John Haas, president of the National Catholic Bioethics Center in Philadelphia, explains in reference to contraception:
We don’t consider it to be health care, but a lifestyle choice. We think there are other ways to avoid having children than by ingesting chemicals paid for by health insurance.
The conservative Family Research Council will oppose any mandate that doesn’t contain a conscience exemption for moral and religious reasons. Jeanne Monahan, health policy expert at the council, indicated that there’s “great suspicion” that Planned Parenthood, the country’s major abortion provider, is leading the push for free birth control.
Only in the last decade or so have health insurance plans, including Medicaid, even covered birth control. Protests and state laws have caused changes in insurers’ decisions not to cover birth control. CBS continued:
The use of birth control in the U.S. is virtually universal, according to a government study this summer from the National Center for Health Statistics. Nearly 93 million prescriptions for contraceptives were dispensed in 2009, according to IMS Health, a market analysis firm. Generic versions of the pill are available at Walmart stores, for example, for $9 a month.
With all that, about half of all pregnancies are unplanned, as many women become pregnant while using some form of contraception. The federal government claims the problem is either misuse or non-use of birth control, not the method itself. Advocates of free contraception contend that it would help lower the number of unplanned pregnancies, removing the cost barrier keeping women away from effective methods.

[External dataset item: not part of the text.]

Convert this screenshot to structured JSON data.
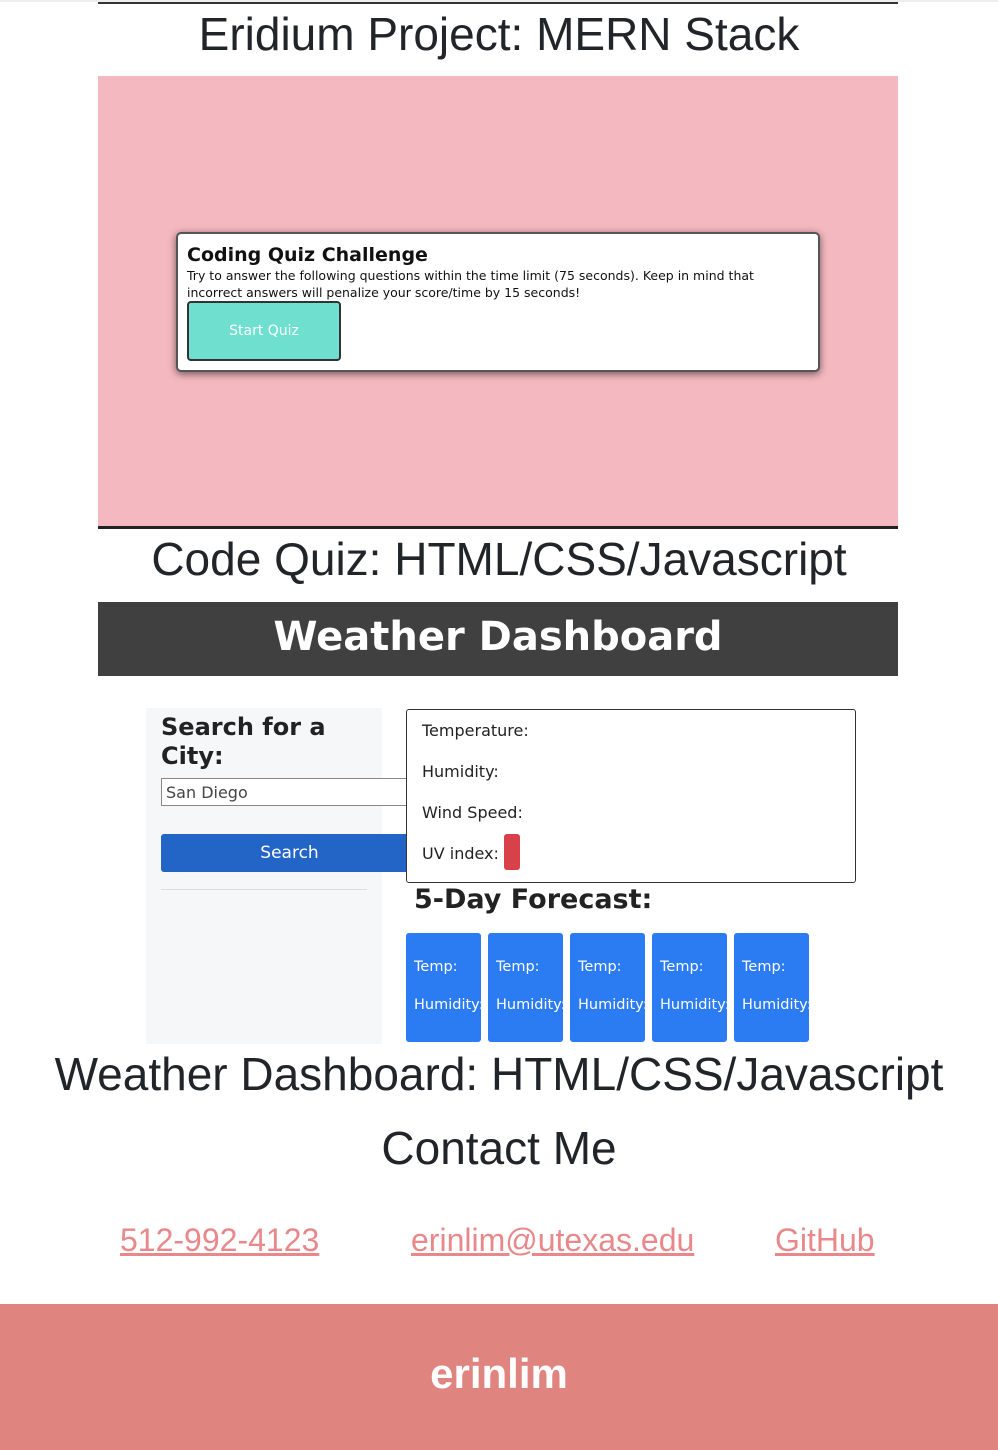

Planned Parenthood president Carole Richards agrees: “We can look at other countries where birth control is available for no cost, and what we see are lower pregnancy rates, lower abortion rates and lower teen pregnancy.” Planned Parenthood already provides free birth control in certain circumstances.

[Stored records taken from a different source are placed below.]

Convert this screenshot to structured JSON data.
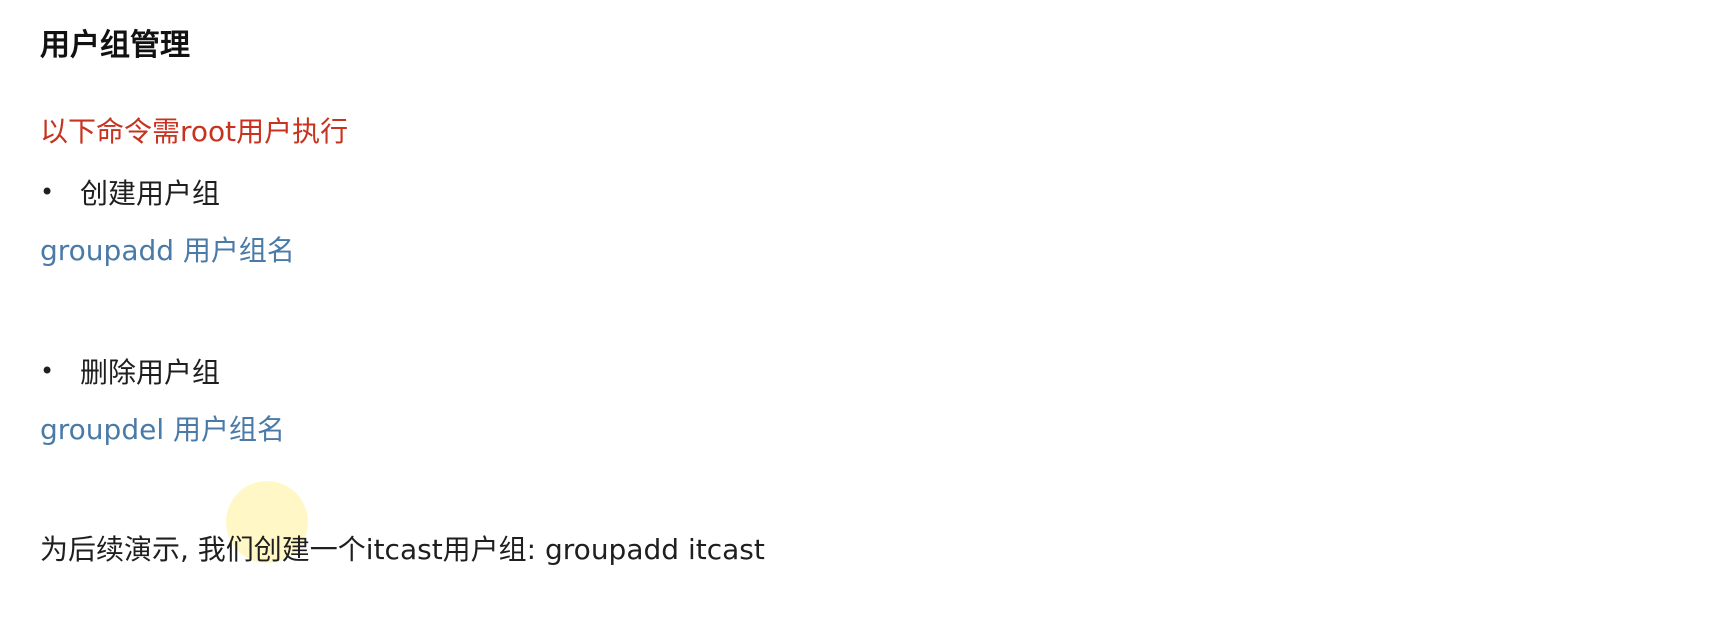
{
  "document": {
    "title": "用户组管理",
    "note": "以下命令需root用户执行",
    "sections": [
      {
        "bullet_icon": "bullet-dot",
        "heading": "创建用户组",
        "command": "groupadd 用户组名"
      },
      {
        "bullet_icon": "bullet-dot",
        "heading": "删除用户组",
        "command": "groupdel 用户组名"
      }
    ],
    "demo_text": "为后续演示, 我们创建一个itcast用户组: groupadd itcast"
  },
  "colors": {
    "note": "#c8331f",
    "command": "#4a7aa8",
    "text": "#1f1f1f",
    "cursor_highlight": "#ffee78"
  },
  "cursor": {
    "icon": "mouse-cursor-highlight"
  }
}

Dr. David Grimes, a family planning expert who teaches medicine at the University of North Carolina also concurs: “Contraception rivals immunization in dollars saved for every dollar invested. Spacing out children allows for optimal pregnancies and optimal child rearing. Contraception is a prototype of preventive medicine.”
The Contraceptive CHOICE project, a research project at Washington University in St. Louis, has chimed in on the debate. The project’s goal is to promote reversible long-term methods of contraception, and to assess satisfaction with various contraceptive methods.
The project is providing free birth control to as many as 10,000 women. About 70 percent of those have chosen long-term methods, such as the IUD — which most U.S. women don’t choose, likely because of the higher upfront cost.
Dr. Jeffrey Peipert, project investigator, notes:
The shift we need to see in the United States is a shift away from methods like the pill and condoms to the most effective methods, like implants and IUDs. And we’ll only see that shift if somebody is willing to pay for it.
Missing in the debate among proponents is discourse about irresponsible sexual behavior among singles, and why those who disagree with that behavior should be forced to fund it.